Researchers Highlight Recent Uptick in Java Security Exploits
Microsoft researcher Holly Stewart pointed out this week on his blog that Java has now passed Adobe Reader as the most common target for malware. Mr. Stewart reports that most Java security exploits seen "in the wild" are targeting issues that have had fixes available for some time. In particular, three long-known issues with the Oracle JVM around Calendar deserialization, long file URLs, and RMI connections represent an outsized portion of attacks.
Security researcher Brian Krebs hypothesizes on his blog that these long-standing holes are seeing a surge of exploitation because "exploit pack" makers have recently started including functionality specifically targeted at these issues. Exploit packs are pre-configured pieces of software sold by hackers to criminal rings. Criminal rings then use the exploit packs to take over computers that visit tainted web sites. The most sophisticated exploit packs have professional-looking management and statistics consoles that tell the buyer how successful they've been gaining access to computers. Mr.
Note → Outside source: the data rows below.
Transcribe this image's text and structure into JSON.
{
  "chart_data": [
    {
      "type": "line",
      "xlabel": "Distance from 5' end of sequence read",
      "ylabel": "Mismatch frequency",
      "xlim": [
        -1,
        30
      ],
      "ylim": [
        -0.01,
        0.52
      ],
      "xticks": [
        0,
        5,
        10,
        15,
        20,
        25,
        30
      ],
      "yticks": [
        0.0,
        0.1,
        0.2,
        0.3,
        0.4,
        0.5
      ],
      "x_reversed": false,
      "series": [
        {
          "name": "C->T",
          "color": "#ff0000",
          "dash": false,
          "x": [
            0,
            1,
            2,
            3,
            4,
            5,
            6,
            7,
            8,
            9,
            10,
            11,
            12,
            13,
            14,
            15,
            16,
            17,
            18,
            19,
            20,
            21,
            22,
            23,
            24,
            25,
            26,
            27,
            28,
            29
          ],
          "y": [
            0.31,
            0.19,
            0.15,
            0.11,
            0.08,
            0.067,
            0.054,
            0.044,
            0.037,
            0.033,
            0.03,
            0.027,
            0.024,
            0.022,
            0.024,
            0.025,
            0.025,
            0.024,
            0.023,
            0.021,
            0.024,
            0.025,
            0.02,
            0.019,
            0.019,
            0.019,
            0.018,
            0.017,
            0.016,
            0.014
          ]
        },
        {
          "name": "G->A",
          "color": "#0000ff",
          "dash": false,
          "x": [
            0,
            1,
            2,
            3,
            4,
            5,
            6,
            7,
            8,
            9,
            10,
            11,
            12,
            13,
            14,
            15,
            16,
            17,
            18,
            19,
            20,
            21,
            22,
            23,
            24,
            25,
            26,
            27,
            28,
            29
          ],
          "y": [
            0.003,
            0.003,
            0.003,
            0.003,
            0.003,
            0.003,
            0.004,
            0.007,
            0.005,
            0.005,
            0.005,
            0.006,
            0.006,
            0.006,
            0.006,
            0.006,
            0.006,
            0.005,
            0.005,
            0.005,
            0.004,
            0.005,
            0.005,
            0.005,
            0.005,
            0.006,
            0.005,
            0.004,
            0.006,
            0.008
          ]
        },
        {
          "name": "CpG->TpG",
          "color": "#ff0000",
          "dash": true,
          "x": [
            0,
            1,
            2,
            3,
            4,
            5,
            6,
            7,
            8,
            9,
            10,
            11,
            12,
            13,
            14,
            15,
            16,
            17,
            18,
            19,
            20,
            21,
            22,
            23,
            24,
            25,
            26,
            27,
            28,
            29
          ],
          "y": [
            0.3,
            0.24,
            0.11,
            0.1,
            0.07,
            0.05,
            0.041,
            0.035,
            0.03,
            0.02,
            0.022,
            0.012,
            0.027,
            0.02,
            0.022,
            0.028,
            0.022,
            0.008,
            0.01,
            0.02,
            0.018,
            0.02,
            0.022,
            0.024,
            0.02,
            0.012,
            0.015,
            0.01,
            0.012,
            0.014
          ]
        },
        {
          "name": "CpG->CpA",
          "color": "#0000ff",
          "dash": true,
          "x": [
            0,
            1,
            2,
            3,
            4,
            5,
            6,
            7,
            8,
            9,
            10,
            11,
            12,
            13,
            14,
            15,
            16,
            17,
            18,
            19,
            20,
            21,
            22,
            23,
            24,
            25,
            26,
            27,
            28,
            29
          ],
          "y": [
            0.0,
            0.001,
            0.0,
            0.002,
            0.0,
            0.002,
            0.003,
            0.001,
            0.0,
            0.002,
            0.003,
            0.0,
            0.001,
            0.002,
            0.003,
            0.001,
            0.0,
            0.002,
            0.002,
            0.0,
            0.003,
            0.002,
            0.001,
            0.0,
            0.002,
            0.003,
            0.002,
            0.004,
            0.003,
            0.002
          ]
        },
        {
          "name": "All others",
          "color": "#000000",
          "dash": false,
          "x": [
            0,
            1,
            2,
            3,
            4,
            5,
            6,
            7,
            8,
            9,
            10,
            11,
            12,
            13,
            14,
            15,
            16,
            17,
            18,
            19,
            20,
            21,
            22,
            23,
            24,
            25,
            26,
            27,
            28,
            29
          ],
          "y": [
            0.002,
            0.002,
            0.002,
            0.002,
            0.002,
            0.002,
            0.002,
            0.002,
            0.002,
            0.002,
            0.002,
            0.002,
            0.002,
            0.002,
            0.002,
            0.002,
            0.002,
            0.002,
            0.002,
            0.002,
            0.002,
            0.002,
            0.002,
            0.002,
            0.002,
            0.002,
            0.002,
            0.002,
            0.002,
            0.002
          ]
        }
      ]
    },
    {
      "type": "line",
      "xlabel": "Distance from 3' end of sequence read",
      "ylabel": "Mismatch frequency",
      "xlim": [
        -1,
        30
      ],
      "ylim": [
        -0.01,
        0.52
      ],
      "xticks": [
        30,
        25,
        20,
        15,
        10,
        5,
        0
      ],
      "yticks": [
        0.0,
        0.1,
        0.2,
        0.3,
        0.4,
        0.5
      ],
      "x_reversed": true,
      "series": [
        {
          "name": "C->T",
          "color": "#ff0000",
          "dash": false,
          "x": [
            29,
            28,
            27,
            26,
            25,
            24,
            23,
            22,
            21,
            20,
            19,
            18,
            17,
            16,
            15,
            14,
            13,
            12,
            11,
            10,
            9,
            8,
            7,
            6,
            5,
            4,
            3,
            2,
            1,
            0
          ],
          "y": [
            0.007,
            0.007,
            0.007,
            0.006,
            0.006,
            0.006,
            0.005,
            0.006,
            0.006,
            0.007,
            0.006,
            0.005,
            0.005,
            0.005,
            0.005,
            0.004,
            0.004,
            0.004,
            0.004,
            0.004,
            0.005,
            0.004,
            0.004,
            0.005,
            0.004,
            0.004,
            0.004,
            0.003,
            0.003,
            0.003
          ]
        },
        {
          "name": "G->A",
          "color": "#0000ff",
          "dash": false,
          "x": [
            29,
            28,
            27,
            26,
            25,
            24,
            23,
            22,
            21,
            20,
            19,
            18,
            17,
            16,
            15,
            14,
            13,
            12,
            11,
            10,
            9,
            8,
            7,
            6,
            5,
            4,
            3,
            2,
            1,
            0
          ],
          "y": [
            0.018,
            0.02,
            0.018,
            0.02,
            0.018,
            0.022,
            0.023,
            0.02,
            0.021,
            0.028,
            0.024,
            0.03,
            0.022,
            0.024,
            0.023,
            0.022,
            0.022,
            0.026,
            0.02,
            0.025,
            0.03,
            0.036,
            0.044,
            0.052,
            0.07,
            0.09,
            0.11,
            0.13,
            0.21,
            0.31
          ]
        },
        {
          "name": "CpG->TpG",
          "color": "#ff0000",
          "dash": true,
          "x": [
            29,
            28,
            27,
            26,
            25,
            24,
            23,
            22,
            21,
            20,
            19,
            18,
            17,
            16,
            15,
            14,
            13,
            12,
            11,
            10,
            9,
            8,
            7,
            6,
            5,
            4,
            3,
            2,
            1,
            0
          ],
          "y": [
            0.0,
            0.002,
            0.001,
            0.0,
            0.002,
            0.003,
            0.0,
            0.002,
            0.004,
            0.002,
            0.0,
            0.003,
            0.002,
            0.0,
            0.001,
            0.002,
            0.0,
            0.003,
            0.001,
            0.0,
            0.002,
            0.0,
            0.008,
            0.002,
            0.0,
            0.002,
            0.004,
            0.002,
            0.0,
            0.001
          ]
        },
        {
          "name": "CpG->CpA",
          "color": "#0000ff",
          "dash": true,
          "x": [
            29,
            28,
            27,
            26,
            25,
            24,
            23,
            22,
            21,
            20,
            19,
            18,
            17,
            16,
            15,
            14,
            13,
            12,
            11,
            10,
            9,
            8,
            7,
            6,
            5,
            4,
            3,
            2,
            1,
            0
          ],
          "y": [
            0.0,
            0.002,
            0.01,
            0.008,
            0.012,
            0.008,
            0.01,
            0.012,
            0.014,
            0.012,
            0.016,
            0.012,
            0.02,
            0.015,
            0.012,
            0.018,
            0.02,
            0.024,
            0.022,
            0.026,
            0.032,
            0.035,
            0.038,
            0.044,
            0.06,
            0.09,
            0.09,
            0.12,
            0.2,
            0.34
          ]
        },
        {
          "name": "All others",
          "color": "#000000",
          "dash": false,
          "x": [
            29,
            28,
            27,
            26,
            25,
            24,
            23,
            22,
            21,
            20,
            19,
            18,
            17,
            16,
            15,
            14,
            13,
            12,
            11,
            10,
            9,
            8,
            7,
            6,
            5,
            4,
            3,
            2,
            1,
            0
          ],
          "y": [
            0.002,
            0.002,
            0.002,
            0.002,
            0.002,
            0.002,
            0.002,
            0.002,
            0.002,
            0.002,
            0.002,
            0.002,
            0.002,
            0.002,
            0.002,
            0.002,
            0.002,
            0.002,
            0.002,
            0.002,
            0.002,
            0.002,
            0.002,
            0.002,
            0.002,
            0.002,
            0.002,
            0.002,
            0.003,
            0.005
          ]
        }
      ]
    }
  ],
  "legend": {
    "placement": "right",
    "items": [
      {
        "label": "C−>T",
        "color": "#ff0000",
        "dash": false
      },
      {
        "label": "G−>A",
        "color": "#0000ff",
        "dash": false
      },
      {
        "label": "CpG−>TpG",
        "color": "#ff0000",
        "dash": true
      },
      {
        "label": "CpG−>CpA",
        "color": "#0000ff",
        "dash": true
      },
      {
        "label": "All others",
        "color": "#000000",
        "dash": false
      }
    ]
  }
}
Krebs sites proportedly real-life screenshots of these consoles as evidence that Java is a favorite target.
All of the three favorite Java security holes have been fixed since at least March and one was even fixed in April, 2009. But the report suggests that many computers have not been patched with the fixes. A very large percentage of computers are running old versions of Java. Statistics site StatOwl detected more than 10% of users have only Java version 1.4 or 1.5 installed, both of which have not been supported by Oracle for more than a year. Even on computers running version 1.6, more than half are not running a recent patch that addresses the worst vulnerabilities.
This week, Oracle released update 22 to JDK 1.6 that fixed 29 security issues, some of them major. Java developers often assume that their applications are immune to security holes because of the sandbox that the JVM supplies. But under the bytecode, the JVM implementation itself still has direct access to memory and is implemented in an un-sandboxed language like C.
Re: Researchers Highlight Recent Uptick in Java Security Exploits
Or would that totally mess up the scale, making these two types insignificant??
FUD pure and simple
This article seems limited to only two third party products (Java and Flash), neither of which is provided by Microsoft.
If they included more info on C#/CLR/.NET products, Silverlight or MS Office products, then I would give it more credibility.
Why would MS punditry be discussing this? Maybe to get people to update their products? To get third parties to update their products? To persuade people to use their products? You make the call.